Tutorial for the R package treeplyr

The purpose of treeplyr is to provide functions for matching a tree to data, and to manipulate that data using dplyr--all while maintaining a perfect match between the tree and the data.

I. Getting started

First we'll load some packages and generate some data to analyze. We're going to create a somewhat messy dataset and use treeplyr to manipulate the data to fit our needs.

require(treeplyr)
tree <- geiger::sim.bdtree(stop="taxa", n=50, seed=1)
dat <- data.frame(X1 = rnorm(50), X2 = rnorm(50), X3 = rnorm(50),
                  taxa=c(tree$tip.label[1:40], paste("s", 51:60, sep="")), 
                  D1=sample(c("Hello", "World"), 50, replace=TRUE), D2=rbinom(50,1,0.5), 
                  D3=0.3+rbinom(50, 4, c(0.1,0.1,0.5,0.3)), XNA1 = c(rep(NA, 10), rnorm(40)))

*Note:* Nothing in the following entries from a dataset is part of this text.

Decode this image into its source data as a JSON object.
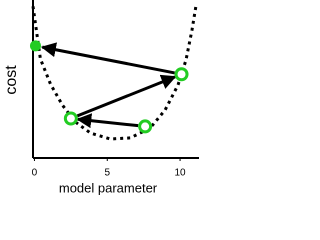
{
  "chart_data": {
    "type": "line",
    "x_label": "model parameter",
    "y_label": "cost",
    "xlim": [
      -0.1,
      11.3
    ],
    "ylim": [
      0,
      10
    ],
    "xticks": [
      0,
      5,
      10
    ],
    "curve": {
      "color": "#000000",
      "x": [
        -0.1,
        0.41,
        1.1,
        1.92,
        2.81,
        3.84,
        5.21,
        6.58,
        7.95,
        8.97,
        9.86,
        10.41,
        10.82,
        11.1
      ],
      "values": [
        9.6,
        6.27,
        4.68,
        3.35,
        2.28,
        1.58,
        1.2,
        1.27,
        1.9,
        3.04,
        4.62,
        6.2,
        8.1,
        9.68
      ]
    },
    "steps": {
      "color": "#22cc22",
      "x": [
        7.6,
        2.5,
        10.1,
        0.07
      ],
      "values": [
        2.0,
        2.5,
        5.3,
        7.1
      ]
    }
  }
}
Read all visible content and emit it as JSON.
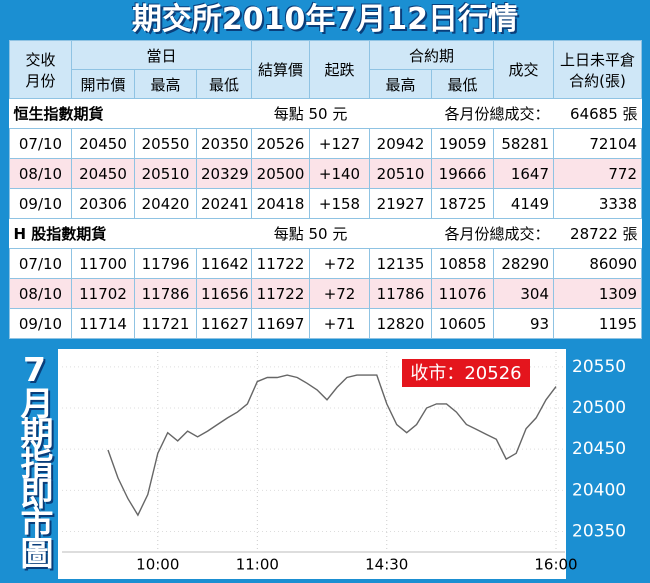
{
  "header": {
    "title": "期交所2010年7月12日行情"
  },
  "table": {
    "head": {
      "month": [
        "交收",
        "月份"
      ],
      "today": "當日",
      "open": "開市價",
      "high": "最高",
      "low": "最低",
      "settle": "結算價",
      "change": "起跌",
      "contract": "合約期",
      "c_high": "最高",
      "c_low": "最低",
      "volume": "成交",
      "oi": [
        "上日未平倉",
        "合約(張)"
      ]
    },
    "sections": [
      {
        "name": "恒生指數期貨",
        "unit": "每點 50 元",
        "total_label": "各月份總成交：",
        "total": "64685 張",
        "rows": [
          [
            "07/10",
            "20450",
            "20550",
            "20350",
            "20526",
            "+127",
            "20942",
            "19059",
            "58281",
            "72104"
          ],
          [
            "08/10",
            "20450",
            "20510",
            "20329",
            "20500",
            "+140",
            "20510",
            "19666",
            "1647",
            "772"
          ],
          [
            "09/10",
            "20306",
            "20420",
            "20241",
            "20418",
            "+158",
            "21927",
            "18725",
            "4149",
            "3338"
          ]
        ]
      },
      {
        "name": "H 股指數期貨",
        "unit": "每點 50 元",
        "total_label": "各月份總成交：",
        "total": "28722 張",
        "rows": [
          [
            "07/10",
            "11700",
            "11796",
            "11642",
            "11722",
            "+72",
            "12135",
            "10858",
            "28290",
            "86090"
          ],
          [
            "08/10",
            "11702",
            "11786",
            "11656",
            "11722",
            "+72",
            "11786",
            "11076",
            "304",
            "1309"
          ],
          [
            "09/10",
            "11714",
            "11721",
            "11627",
            "11697",
            "+71",
            "12820",
            "10605",
            "93",
            "1195"
          ]
        ]
      }
    ]
  },
  "chart_data": {
    "type": "line",
    "side_label": "7月期指即市圖",
    "annotation": "收市：20526",
    "categories": [
      null,
      null,
      null,
      null,
      null,
      "10:00",
      null,
      null,
      null,
      null,
      null,
      null,
      null,
      null,
      null,
      "11:00",
      null,
      null,
      null,
      null,
      null,
      null,
      null,
      null,
      null,
      null,
      null,
      null,
      "14:30",
      null,
      null,
      null,
      null,
      null,
      null,
      null,
      null,
      null,
      null,
      null,
      null,
      null,
      null,
      null,
      null,
      "16:00"
    ],
    "values": [
      20449,
      20415,
      20390,
      20370,
      20395,
      20445,
      20470,
      20460,
      20472,
      20465,
      20472,
      20480,
      20488,
      20495,
      20505,
      20532,
      20537,
      20537,
      20540,
      20537,
      20530,
      20522,
      20510,
      20525,
      20537,
      20540,
      20540,
      20540,
      20505,
      20480,
      20470,
      20480,
      20500,
      20505,
      20505,
      20495,
      20480,
      20474,
      20468,
      20462,
      20438,
      20445,
      20475,
      20488,
      20510,
      20526
    ],
    "color": "#666666",
    "ylim": [
      20330,
      20568
    ],
    "yticks": [
      20350,
      20400,
      20450,
      20500,
      20550
    ],
    "grid": true
  }
}
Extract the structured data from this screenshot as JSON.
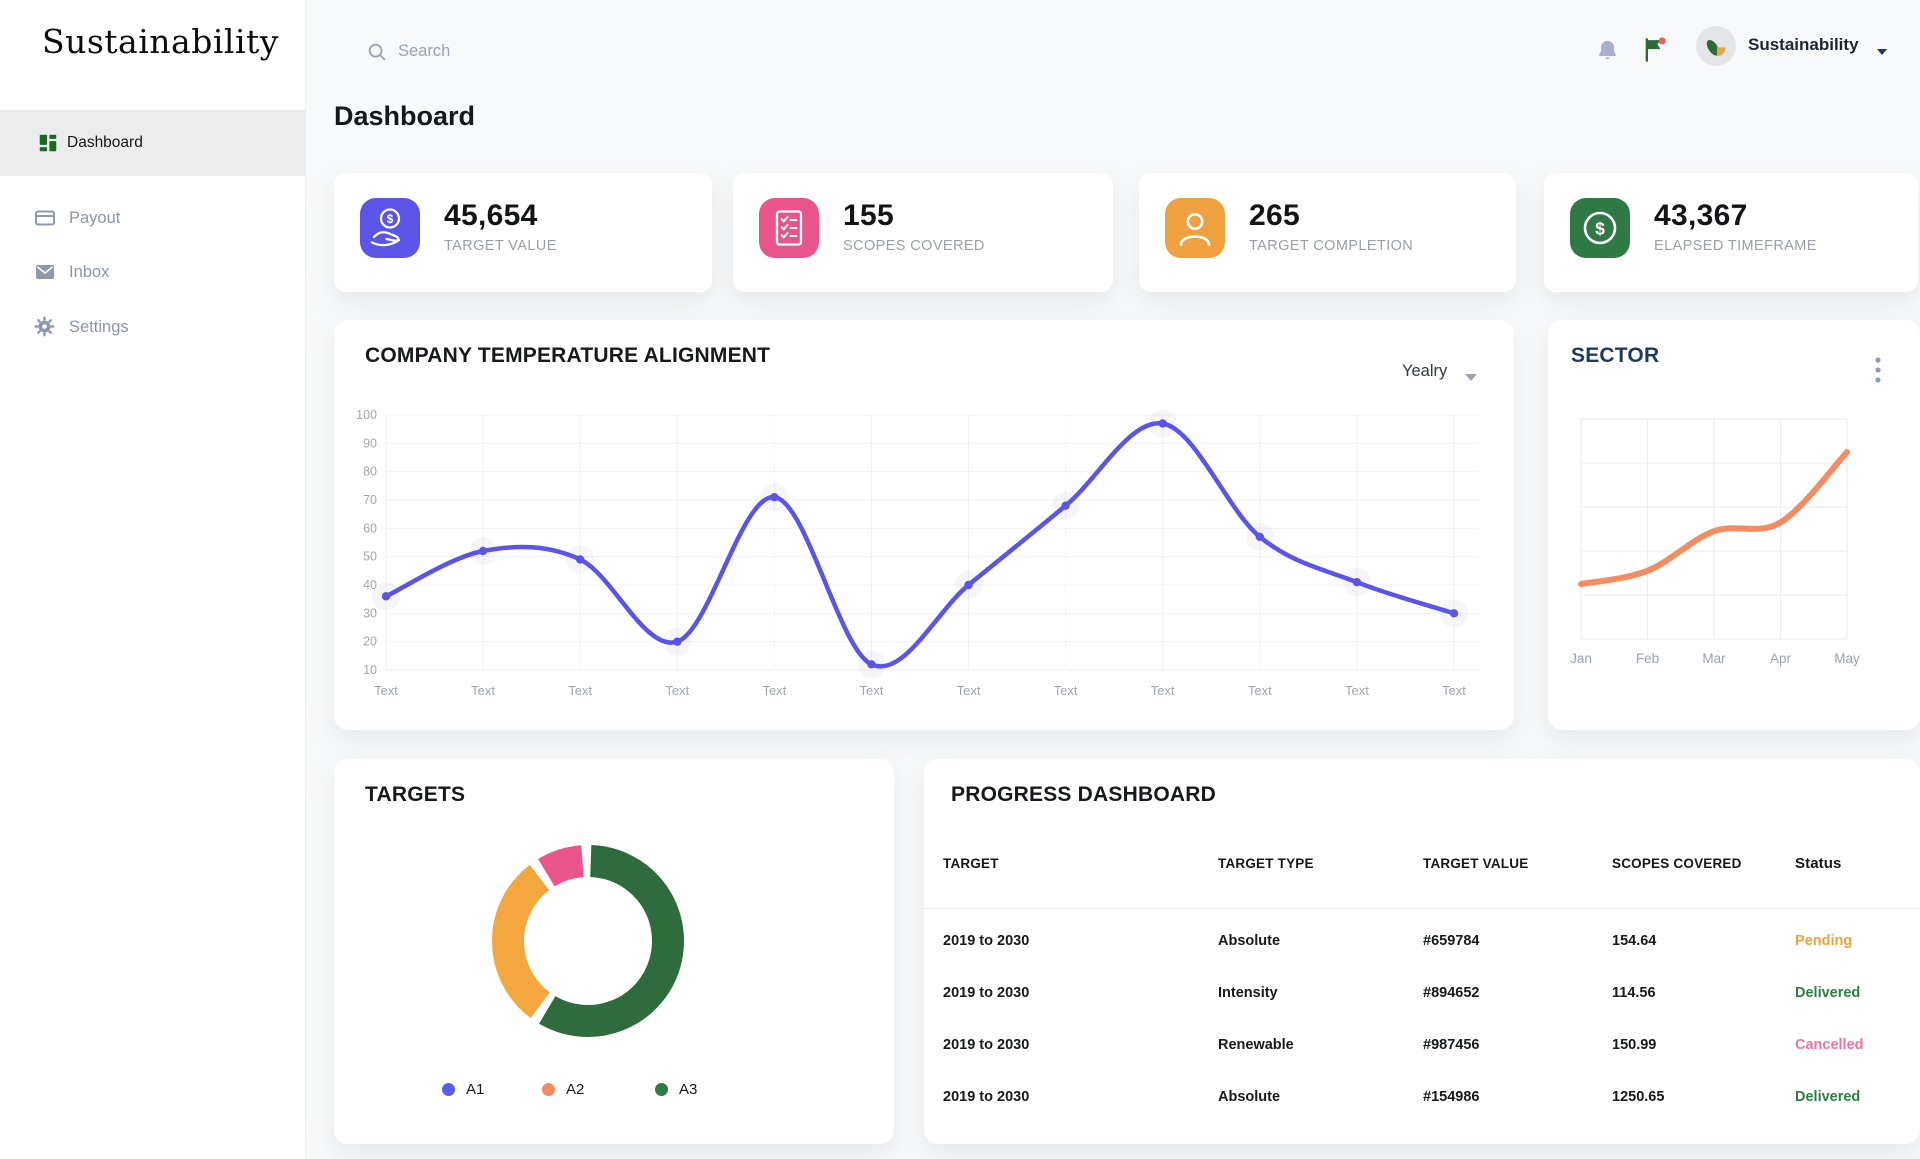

Let's check and see what the tree and data look like:

tree
head(dat)

Notice that the dataset we have created has a mix of trait types, with both discrete and continuous characters, some data with missing data, and species names buried in the middle of the data matrix. The function make.treedata will search the data table for the column with the most matches to the tree, and automatically use this column for matching. It will also search the rownames. Either way, the command is quite simple:

td <- make.treedata(tree, dat)

We can use summary to display information about our treedata object.

summary(td)

We can also use indices directly on the treedata object, but note that these drop the tree:

td[[1]]
td[['X1']]
td[1:10,1:2]

For single brackets ('[]'), we can specify that we want to keep the tip labels:

td[1:10, 1, tip.label=TRUE]

II. The Basics: Reorder, Select, Filter, & Mutate

reorder

The treedata object itself is made up of a list of two elements $phy giving the tree and $dat providing in the data. One operation that is relatively common is changing the ordering of the phylogeny. It's important to maintain a match between the tree and the data.

td <- reorder(td, "postorder")

select

We can use dplyr functions select, filter and mutate directly on the treedata object. The select function allows you to choose which columns you want in the dataset. Any number of columns can be specified:

select(td, X1, D1)
select(td, 1:3)
select(td, 1, 4, 6)

filter

We can also use the filter function allows us to select only those rows that meet a specific critierion. Multiple criteria can be used to limit the dataset even more. note that as the dataset is filtered, the tree is automatically pruned to reflect the datasets represented.

filter(td, X1 > 0, D1=="Hello", is.na(XNA1)==FALSE)
filter(td, X1 + X2 > 0 & D1 == "Hello")

mutate

The function mutate adds a new variable to the dataset. It may be a transformation of one or more existing variables. For example, we may wish to log transform a variable, or average two or more variables.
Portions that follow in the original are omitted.